The cannabis nomenclature for gene names is not well defined, but we provide a comprehensive coverage analysis of our StrainSEEK 3.2 Mb panel here.
Cannabis nomenclature for gene names is not well defined. Due to its long history of prohibition, scientists have not been able to study the cannabis genome in depth until recently. Now that research is exploding and with it our understanding of how beautifully complex Cannabis is.
Our analysis includes 182 different cannabis samples which were sequenced with our StrainSEEK 3.2Mb panel. These 182 samples have all been deposited into Kannapedia and are part of our publicly accessible StrainSEEK database.

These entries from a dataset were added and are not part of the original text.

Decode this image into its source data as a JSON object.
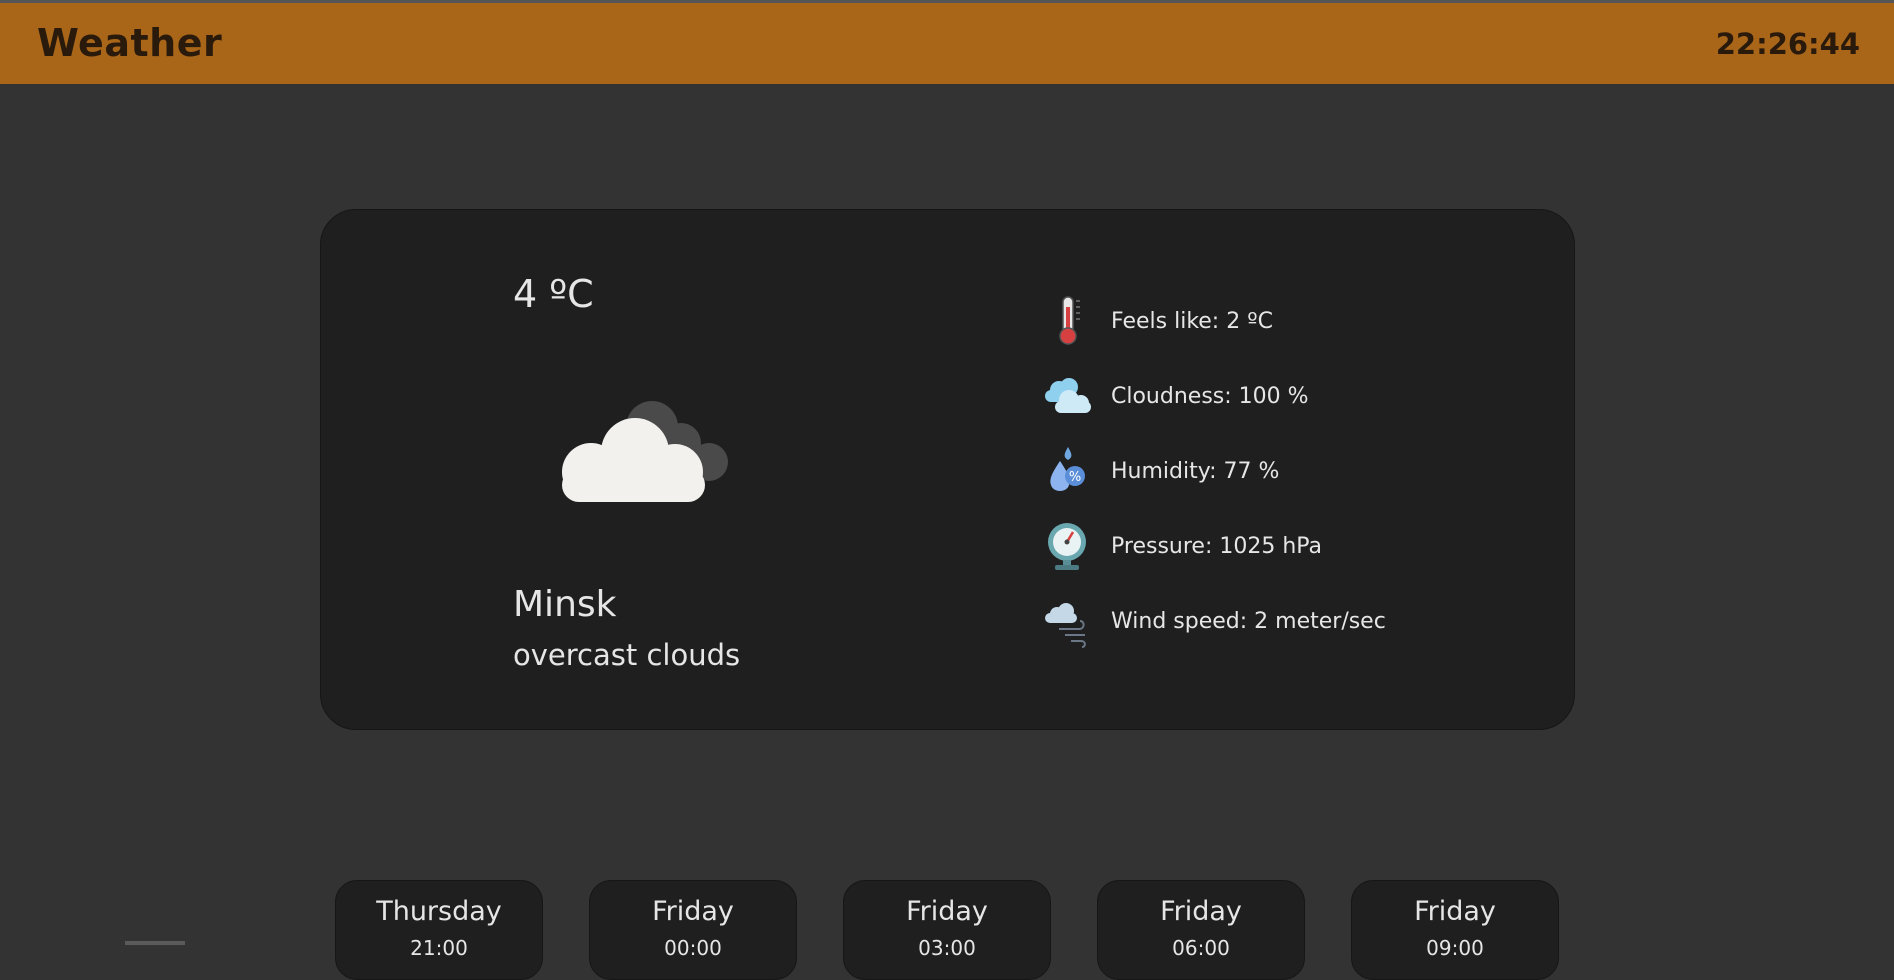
{
  "header": {
    "title": "Weather",
    "clock": "22:26:44",
    "accent_color": "#a96619"
  },
  "current": {
    "temperature": "4 ºC",
    "icon": "overcast-clouds-icon",
    "city": "Minsk",
    "description": "overcast clouds"
  },
  "details": [
    {
      "icon": "thermometer-icon",
      "text": "Feels like: 2 ºC"
    },
    {
      "icon": "cloudness-icon",
      "text": "Cloudness: 100 %"
    },
    {
      "icon": "humidity-icon",
      "text": "Humidity: 77 %"
    },
    {
      "icon": "pressure-gauge-icon",
      "text": "Pressure: 1025 hPa"
    },
    {
      "icon": "wind-icon",
      "text": "Wind speed: 2 meter/sec"
    }
  ],
  "forecast": [
    {
      "day": "Thursday",
      "time": "21:00"
    },
    {
      "day": "Friday",
      "time": "00:00"
    },
    {
      "day": "Friday",
      "time": "03:00"
    },
    {
      "day": "Friday",
      "time": "06:00"
    },
    {
      "day": "Friday",
      "time": "09:00"
    }
  ]
}
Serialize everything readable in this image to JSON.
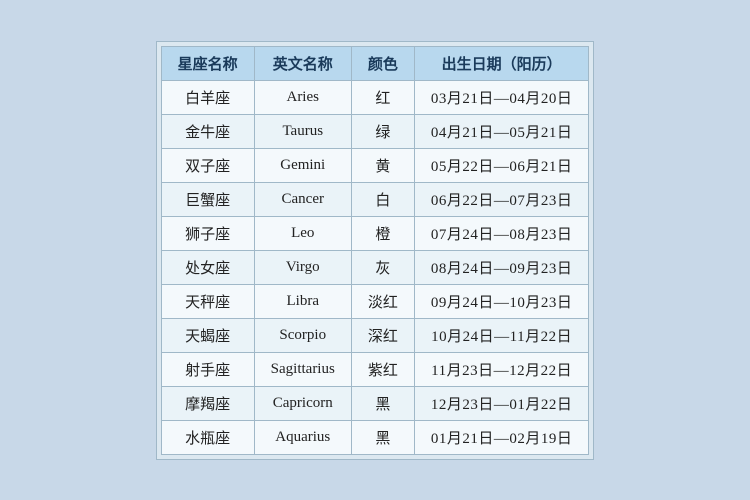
{
  "table": {
    "headers": [
      "星座名称",
      "英文名称",
      "颜色",
      "出生日期（阳历）"
    ],
    "rows": [
      {
        "chinese": "白羊座",
        "english": "Aries",
        "color": "红",
        "date": "03月21日—04月20日"
      },
      {
        "chinese": "金牛座",
        "english": "Taurus",
        "color": "绿",
        "date": "04月21日—05月21日"
      },
      {
        "chinese": "双子座",
        "english": "Gemini",
        "color": "黄",
        "date": "05月22日—06月21日"
      },
      {
        "chinese": "巨蟹座",
        "english": "Cancer",
        "color": "白",
        "date": "06月22日—07月23日"
      },
      {
        "chinese": "狮子座",
        "english": "Leo",
        "color": "橙",
        "date": "07月24日—08月23日"
      },
      {
        "chinese": "处女座",
        "english": "Virgo",
        "color": "灰",
        "date": "08月24日—09月23日"
      },
      {
        "chinese": "天秤座",
        "english": "Libra",
        "color": "淡红",
        "date": "09月24日—10月23日"
      },
      {
        "chinese": "天蝎座",
        "english": "Scorpio",
        "color": "深红",
        "date": "10月24日—11月22日"
      },
      {
        "chinese": "射手座",
        "english": "Sagittarius",
        "color": "紫红",
        "date": "11月23日—12月22日"
      },
      {
        "chinese": "摩羯座",
        "english": "Capricorn",
        "color": "黑",
        "date": "12月23日—01月22日"
      },
      {
        "chinese": "水瓶座",
        "english": "Aquarius",
        "color": "黑",
        "date": "01月21日—02月19日"
      }
    ]
  }
}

Coverage was calculated at every position of our JLion_V6_7M_polarstar_purged.fasta reference sequence that has NGS coverage in our panel for all 182 samples (NOTE: this reference sequence along with the gene annotation was deposited into NCBI and is publicly available here: https://www.ncbi.nlm.nih.gov/nuccore/JAATIP000000000
). Next, we took our list of gene annotations that are mapped to this reference sequence (27,664 genes) and determined the following:
The percentage of each region where 1% and 10% of the samples are collected for C1, C10, C20, C30 and C50 (so there are 10 coverage columns added to the spreadsheet). C1 are the total bases with >=1x sequencing coverage, C10 is the total bases over >=10x sequencing coverage, and so on up to C50. To illustrate how this table should be interpreted, let's look at the first 2 rows of the table (out of the the total 27,664):
The first gene with the unique ID EFW9900021318 maps to positions 245,820-249,809 on contig937 of our JLion_V6_7M_polarstar_purged.fasta reference sequence. This is a 3,990bp region. 10% or more of the samples (so, >=19 of the 182 samples) have >=50x coverage at 98.37% of this 4kb region (so ~3.92kb). That is the value in ColumnP of our gene coverage worksheet.